The Story
Why it exists.
The beginning
Honey Beam began with a question Megan Terpening kept returning to while working in the coastal light of Vancouver Island: what would it take to make honey smell truly alive? Not the version of honey that appears in fragrance as a sweet afterthought, but the material in its full complexity. The Pacific Northwest offered a ready answer. Its wild meadows, forested hillsides, and damp Pacific air had long shaped Terpening's understanding of botanical scent. For Honey Beam, she reached past the usual accord structures toward something more literal and unusual. The result is a 2022 fragrance built from a bee-based trilogy that the brand claims is the only one of its kind in perfumery.

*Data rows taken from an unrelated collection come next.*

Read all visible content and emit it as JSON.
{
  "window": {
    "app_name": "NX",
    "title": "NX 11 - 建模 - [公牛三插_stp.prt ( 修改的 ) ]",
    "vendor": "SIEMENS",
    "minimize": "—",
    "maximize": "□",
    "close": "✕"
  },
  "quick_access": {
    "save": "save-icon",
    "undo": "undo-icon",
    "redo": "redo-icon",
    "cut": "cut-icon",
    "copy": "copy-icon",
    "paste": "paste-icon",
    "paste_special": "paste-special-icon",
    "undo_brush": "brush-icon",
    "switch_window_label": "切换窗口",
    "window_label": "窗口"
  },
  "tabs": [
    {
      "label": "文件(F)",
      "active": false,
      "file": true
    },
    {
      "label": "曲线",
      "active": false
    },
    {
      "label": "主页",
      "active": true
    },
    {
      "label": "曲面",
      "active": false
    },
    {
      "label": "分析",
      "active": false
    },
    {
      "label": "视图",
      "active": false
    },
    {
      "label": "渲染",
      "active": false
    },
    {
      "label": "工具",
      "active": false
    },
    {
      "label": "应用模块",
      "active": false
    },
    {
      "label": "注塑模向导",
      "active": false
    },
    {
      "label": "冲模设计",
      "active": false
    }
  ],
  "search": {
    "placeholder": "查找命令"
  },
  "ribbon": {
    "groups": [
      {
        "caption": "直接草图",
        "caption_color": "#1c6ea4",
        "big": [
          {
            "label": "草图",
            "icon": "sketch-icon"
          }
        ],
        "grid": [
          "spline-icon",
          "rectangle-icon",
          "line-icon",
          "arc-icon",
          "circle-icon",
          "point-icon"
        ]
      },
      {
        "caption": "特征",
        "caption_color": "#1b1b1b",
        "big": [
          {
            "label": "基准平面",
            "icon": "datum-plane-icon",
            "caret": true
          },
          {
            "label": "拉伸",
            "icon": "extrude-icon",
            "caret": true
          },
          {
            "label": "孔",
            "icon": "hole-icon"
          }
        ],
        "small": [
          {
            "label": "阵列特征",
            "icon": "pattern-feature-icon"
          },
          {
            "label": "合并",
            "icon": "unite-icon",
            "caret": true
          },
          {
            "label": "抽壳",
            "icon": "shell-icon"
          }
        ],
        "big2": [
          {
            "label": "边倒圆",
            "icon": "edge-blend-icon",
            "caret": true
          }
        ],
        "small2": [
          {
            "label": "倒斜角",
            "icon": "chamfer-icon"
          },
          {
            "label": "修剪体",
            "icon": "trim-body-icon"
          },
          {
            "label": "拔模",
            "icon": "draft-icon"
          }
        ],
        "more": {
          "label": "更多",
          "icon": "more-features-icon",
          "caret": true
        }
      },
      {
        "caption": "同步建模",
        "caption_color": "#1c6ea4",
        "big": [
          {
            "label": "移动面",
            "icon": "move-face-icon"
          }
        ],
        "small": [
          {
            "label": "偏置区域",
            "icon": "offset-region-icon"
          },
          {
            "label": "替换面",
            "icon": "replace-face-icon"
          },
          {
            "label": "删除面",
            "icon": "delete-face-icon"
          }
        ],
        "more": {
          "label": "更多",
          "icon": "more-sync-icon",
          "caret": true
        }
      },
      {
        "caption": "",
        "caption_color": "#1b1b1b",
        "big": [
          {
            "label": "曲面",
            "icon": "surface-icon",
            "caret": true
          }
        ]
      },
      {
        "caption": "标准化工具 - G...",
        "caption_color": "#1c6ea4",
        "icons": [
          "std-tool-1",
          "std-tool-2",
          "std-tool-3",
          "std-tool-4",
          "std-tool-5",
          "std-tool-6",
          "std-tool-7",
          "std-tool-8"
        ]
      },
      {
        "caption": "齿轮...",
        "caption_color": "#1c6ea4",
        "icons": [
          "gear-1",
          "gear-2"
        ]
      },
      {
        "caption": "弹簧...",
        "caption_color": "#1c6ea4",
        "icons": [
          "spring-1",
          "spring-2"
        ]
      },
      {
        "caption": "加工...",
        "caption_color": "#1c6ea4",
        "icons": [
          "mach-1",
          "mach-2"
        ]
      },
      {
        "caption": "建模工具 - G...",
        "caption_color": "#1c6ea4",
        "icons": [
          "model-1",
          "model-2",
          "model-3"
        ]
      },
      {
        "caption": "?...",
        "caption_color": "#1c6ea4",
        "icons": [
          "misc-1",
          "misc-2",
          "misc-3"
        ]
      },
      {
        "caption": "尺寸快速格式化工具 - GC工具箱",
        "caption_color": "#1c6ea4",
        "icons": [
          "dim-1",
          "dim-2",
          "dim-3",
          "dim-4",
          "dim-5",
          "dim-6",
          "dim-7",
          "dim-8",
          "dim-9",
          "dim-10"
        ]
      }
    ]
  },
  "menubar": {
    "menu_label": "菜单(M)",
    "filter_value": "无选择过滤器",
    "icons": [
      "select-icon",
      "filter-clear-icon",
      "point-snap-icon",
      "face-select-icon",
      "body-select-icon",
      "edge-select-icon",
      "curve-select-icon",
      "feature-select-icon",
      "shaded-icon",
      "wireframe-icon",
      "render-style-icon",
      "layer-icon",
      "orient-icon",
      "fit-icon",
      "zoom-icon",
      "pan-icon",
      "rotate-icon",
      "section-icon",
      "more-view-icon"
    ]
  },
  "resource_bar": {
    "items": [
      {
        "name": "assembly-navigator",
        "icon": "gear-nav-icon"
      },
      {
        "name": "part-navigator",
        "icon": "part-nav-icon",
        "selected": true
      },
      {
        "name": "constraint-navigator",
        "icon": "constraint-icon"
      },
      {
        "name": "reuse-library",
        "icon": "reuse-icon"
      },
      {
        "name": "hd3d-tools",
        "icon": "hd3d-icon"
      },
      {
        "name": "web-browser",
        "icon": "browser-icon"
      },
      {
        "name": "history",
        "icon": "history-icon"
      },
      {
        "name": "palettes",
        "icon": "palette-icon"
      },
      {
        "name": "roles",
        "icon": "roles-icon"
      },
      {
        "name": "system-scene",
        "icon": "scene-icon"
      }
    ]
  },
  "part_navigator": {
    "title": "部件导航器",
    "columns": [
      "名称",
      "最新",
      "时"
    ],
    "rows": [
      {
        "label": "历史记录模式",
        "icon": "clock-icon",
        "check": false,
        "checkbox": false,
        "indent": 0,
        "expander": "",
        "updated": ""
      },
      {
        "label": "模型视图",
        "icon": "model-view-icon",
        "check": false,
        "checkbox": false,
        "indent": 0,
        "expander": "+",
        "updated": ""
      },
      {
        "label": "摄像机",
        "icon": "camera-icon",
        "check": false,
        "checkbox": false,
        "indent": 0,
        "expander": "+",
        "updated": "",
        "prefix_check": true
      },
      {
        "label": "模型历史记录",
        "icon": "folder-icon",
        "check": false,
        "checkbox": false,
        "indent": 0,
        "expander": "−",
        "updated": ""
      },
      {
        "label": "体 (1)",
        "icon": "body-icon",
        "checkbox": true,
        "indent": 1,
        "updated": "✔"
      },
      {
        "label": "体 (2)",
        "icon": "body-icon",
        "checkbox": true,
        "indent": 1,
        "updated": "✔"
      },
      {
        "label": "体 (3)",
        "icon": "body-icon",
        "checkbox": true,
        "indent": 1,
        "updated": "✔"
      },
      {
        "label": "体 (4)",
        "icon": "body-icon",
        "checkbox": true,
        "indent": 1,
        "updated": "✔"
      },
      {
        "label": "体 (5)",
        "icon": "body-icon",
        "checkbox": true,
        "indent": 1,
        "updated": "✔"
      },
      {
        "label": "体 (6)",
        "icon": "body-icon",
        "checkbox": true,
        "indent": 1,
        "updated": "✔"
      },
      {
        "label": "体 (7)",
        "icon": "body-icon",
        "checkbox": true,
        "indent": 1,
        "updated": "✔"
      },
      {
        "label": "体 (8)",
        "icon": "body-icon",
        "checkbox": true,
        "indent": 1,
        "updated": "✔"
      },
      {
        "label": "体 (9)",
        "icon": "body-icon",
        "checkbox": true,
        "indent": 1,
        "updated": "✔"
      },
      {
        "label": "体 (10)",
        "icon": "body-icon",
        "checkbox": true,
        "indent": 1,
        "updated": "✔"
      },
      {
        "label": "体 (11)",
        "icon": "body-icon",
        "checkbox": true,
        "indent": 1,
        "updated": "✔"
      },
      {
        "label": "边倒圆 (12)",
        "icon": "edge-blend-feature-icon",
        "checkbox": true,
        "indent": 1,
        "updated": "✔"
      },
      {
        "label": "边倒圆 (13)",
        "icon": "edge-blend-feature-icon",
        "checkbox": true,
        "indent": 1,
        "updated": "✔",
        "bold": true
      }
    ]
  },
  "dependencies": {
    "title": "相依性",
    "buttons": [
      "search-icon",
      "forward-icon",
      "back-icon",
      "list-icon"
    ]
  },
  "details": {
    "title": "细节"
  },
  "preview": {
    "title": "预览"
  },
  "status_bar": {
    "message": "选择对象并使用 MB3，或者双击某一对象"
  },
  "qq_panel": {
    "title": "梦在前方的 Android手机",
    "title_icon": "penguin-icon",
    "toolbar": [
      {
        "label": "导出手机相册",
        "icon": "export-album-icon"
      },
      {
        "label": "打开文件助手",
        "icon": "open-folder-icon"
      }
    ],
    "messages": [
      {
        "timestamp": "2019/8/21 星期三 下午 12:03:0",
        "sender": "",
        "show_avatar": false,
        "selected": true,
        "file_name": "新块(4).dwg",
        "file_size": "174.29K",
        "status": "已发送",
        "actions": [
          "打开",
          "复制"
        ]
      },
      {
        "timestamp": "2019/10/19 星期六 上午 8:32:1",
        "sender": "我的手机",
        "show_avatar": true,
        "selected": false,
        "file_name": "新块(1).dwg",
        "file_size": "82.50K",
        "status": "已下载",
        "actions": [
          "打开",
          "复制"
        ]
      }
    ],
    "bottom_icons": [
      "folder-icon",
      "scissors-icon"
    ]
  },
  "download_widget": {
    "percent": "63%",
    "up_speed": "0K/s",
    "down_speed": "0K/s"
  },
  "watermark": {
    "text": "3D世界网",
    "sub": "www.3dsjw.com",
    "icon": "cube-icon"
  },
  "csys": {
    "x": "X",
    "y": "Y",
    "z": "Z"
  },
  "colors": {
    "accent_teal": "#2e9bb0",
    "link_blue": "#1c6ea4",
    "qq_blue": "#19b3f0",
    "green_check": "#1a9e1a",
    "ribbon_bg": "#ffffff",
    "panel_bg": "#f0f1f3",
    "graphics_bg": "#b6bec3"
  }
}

Most fragrances that feature honey rely on a single honey note, usually synthetic, supported by complementary materials. Honey Beam takes a different approach. It layers honey absolute, beeswax absolute, and honey alcohol together, using three bee-derived materials to build an olfactory portrait that no single ingredient could achieve. This is why the fragrance reads as genuinely honeyed rather than honey-adjacent. The beeswax provides structural weight and a faintly waxy warmth that prevents sweetness from taking over. The honey absolute gives depth and that specific golden density. The honey alcohol keeps everything cohesive and slightly aldehydic, lifting the composition just enough.
The evolution
Honey Beam opens warm. Not sharp, not bright, but immediately golden in a way that feels almost tactile. Ginger arrives quickly, maybe five minutes in, cutting through the sweetness with a clean spice that reads more herbal than hot. The beeswax builds underneath, adding body and a faint waxy texture that keeps the composition from becoming syrupy. Within twenty minutes, pink lotus softens everything. The powdery floral quality of the lotus is unexpected here, it adds a cool layer that contrasts with the warmth rather than amplifying it. The drydown is where Honey Beam earns its reputation. Sandalwood and tonka bean arrive to smooth the edges, vanilla adds a creamy depth, and the beeswax-animalic element persists into the base. Longevity holds through a full workday with a respected reputation among enthusiasts. By the end, it's quiet and close. Not projecting, but not gone either. The kind of fragrance someone notices only when they're near you, and then they lean in.
Cultural impact
Honey Beam is a 2022 indie release that belongs to a wave of artisan fragrances exploring natural materials with unusual literalness. The bee-based trilogy it employs is genuinely distinctive in contemporary perfumery, where honey is more often suggested than constructed. Among niche audiences, it occupies a specific position: warm enough to attract lovers of sweet fragrances, but complex enough in its beeswax-animalic character to reward those who want more from honey than comfort.